Чаша терпения перелилась через край, и Камов решился!
9
Станичники начали уставать, нервничали, нетерпеливо переминались с ноги на ногу. «Тридцатидворные» посовещались между собой, на середину крыльца вышел самый старший — семидесятитрехлетний казак Балалахов — и, как сумел, прокричал в толпу:
— Потише тама! Щас будут! Ишь, войско собралось, терпения нимало нету!

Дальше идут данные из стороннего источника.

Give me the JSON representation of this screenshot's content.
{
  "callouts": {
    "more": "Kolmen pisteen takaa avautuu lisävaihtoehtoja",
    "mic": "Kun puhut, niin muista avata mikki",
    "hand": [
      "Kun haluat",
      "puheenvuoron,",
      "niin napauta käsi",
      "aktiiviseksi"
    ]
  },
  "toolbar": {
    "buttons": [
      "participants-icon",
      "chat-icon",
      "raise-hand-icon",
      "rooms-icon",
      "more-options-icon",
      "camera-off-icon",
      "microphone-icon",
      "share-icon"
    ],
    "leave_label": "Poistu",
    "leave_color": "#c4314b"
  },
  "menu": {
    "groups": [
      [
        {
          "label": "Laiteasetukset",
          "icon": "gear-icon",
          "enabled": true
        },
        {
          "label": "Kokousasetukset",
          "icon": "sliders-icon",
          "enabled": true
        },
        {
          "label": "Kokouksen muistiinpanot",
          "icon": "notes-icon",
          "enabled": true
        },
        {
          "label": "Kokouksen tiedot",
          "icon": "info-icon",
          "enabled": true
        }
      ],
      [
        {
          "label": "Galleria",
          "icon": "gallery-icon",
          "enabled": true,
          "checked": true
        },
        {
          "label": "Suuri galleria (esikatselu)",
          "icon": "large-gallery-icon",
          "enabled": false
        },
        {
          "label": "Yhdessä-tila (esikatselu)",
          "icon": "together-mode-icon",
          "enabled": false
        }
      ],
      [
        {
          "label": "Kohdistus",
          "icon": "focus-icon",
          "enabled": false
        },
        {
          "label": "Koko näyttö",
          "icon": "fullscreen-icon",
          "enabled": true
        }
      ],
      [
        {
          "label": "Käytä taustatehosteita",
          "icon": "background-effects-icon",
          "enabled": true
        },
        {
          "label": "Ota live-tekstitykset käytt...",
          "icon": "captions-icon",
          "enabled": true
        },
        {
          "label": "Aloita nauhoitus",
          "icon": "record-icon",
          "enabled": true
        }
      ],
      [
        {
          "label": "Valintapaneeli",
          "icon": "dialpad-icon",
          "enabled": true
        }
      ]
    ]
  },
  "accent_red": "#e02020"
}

— Да чего терпеть-то? — возмущались казаки. — Взялись силой, так осиливать надо-ть! А то ведь энти красные-то, знамо дело, лишаями наросли на нас, промешкаем — тут как тут будут!
— Не будут! — прохрипел Балалахов. — Не дадено таперича им правов таких! Кончились их права! А вы не гомоните, бойцы, тоже мне, так вас разэдак! — Балалахов вернулся на свое место, сел, недовольно озираясь по сторонам.